Thailand (Lonely Planet, 13th Edition) - China Williams [457]
An even more magical cave sanctuary is Khao Bandai-It (donation appreciated; 9am-4pm), 2km west of town. A monastery sits regally on the hill, while several large caverns pock the hillside. English-speaking guides lead tours through the caves.
From Phetchaburi catch a shm·lór (60B to 70B) or motorcycle taxi (40B to 50B) to the sanctuaries.
KHAO WANG & PHRA NAKHON KHIRI HISTORICAL PARK
You can’t miss Khao Wang (Palace Hill) – it rises importantly on the northwest side of Phetchaburi, studded with wát and crowned with King Mongkut’s palace, while the white point of Phra That Chom Phet skewers the sky. Cobblestone paths wind up and around it, leading to panoramic views of Phetchaburi’s wát-smattered skyline.

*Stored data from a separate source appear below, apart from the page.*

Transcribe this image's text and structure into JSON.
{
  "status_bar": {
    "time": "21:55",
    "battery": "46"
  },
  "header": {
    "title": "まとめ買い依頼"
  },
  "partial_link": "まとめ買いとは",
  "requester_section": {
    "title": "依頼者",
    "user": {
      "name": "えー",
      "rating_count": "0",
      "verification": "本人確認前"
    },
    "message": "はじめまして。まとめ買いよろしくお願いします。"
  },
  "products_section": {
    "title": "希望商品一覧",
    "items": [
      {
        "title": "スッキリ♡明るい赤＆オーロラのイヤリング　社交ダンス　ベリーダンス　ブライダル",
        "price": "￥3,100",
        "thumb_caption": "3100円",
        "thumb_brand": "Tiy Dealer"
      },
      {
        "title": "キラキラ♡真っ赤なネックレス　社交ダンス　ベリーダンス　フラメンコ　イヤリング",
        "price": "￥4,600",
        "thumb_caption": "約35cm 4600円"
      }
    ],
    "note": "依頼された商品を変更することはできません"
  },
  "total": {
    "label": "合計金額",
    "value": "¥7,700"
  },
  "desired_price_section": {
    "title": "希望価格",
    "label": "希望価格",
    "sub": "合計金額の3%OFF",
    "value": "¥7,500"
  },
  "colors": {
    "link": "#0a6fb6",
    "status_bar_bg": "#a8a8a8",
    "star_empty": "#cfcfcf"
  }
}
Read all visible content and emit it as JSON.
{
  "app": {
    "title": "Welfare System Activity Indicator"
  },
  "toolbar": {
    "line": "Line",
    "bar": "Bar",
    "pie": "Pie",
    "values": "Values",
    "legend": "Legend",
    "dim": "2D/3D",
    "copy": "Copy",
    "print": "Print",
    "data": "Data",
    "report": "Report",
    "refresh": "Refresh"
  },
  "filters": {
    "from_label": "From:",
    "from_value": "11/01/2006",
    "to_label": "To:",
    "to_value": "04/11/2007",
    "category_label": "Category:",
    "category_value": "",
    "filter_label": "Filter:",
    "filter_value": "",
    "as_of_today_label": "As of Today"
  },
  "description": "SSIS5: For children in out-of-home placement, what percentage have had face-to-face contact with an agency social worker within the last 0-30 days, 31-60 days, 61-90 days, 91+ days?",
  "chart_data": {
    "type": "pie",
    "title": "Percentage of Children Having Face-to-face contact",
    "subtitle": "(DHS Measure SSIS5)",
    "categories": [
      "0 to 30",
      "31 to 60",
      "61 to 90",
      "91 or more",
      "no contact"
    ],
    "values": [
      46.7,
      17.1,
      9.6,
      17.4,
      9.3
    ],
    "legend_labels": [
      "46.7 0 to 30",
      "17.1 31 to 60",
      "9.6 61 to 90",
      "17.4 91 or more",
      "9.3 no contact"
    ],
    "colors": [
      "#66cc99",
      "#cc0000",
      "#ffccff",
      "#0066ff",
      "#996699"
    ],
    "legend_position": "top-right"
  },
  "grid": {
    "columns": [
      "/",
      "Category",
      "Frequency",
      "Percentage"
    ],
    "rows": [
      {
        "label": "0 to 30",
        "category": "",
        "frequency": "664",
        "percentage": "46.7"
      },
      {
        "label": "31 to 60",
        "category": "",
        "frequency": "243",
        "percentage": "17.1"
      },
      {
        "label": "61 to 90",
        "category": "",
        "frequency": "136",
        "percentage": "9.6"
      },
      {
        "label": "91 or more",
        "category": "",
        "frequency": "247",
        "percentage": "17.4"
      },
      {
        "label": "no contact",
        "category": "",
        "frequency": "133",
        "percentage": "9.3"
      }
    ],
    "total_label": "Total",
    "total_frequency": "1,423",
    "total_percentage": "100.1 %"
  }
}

Phra Nakhon Khiri (Holy City Hill; 0 3240 1006; admission 150B; 9am-4pm), the palace area on the top, is a national historical park and a good spot to take in views of the town while curious monkeys look at you (and make plays for your beverage or purse). The walk up is fairly strenuous, especially in the heat. A tram (one way adult/child 70/30B; 8.30am-5.30pm) is the easier way.
On Mondays a night market lines the street in front of Khao Wang, and besides being filled with the usual food stalls it’s also a flea market. It’s a fun place to peruse if you happen to be in town on a Monday.
PHRA RATCHAWANG BAN PEUN
Just over 1km south of the city centre, and inside a Thai military base, is the European-influenced Phra Ratchawang Ban Peun (Ban Peun Palace; 0 3242 8083; admission 50B; 8am-4pm Mon-Fri). Construction began in 1910 at the behest of Rama V (who died just after the project was started) and was completed in 1916. It was designed by German architects, who used the opportunity to showcase contemporary German innovations in construction and interior design. The structure is typical of the early 20th century, a period that saw a Thai passion for erecting European-style buildings in an effort to keep up with the ‘modern’ architecture of its colonised neighbours. The outside of the two-storey palace is not too exciting, but it’s worth visiting to see the exquisite glazed tiles in the interior.
Festivals & Events
The Phra Nakhon Khiri Fair takes place in early February and lasts nine days. Centred on Khao Wang and Phetchaburi’s historic temples, the festivities include a sound-and-light show at the Phra Nakhon Khiri Palace, temples festooned with lights, and performances of lá·kon chah·ree (Thai classical dance-drama), lí·gair (Thai folk dance-drama) and modern-style historical dramas. A twist on the usual beauty contest showcases Phetchaburi widows.
Sleeping
Jomklow Hotel (0 3242 5398; 1 Th Te Wiat; r 130-170B) A welcoming Chinese hotel on the river. The rooms are very, very basic – think super-sized jail cell – but experienced budget travellers should be OK.
Rabieng Rim Nam Guest House (08 9919 7446; fax 0 3240 1983; 1 Th Chisa-In; s/d 120/240B) Bare-bones rooms are made up for by an excellent location in a riverside teak house with a yummy restaurant. Laundry service, bicycle and motorcycle hire, and tours to Kaeng Krachan National Park are also on offer. It’s a backpacker favourite.
Phetkasem Hotel (0 3242 5581; 86/1 Th Phetkasem; r 250-400B; ) Middle-aged dogs loll in reception at this slightly industrial place hunched under an overpass. Cheaper rooms don’t have air-con and the furniture is decidedly aged.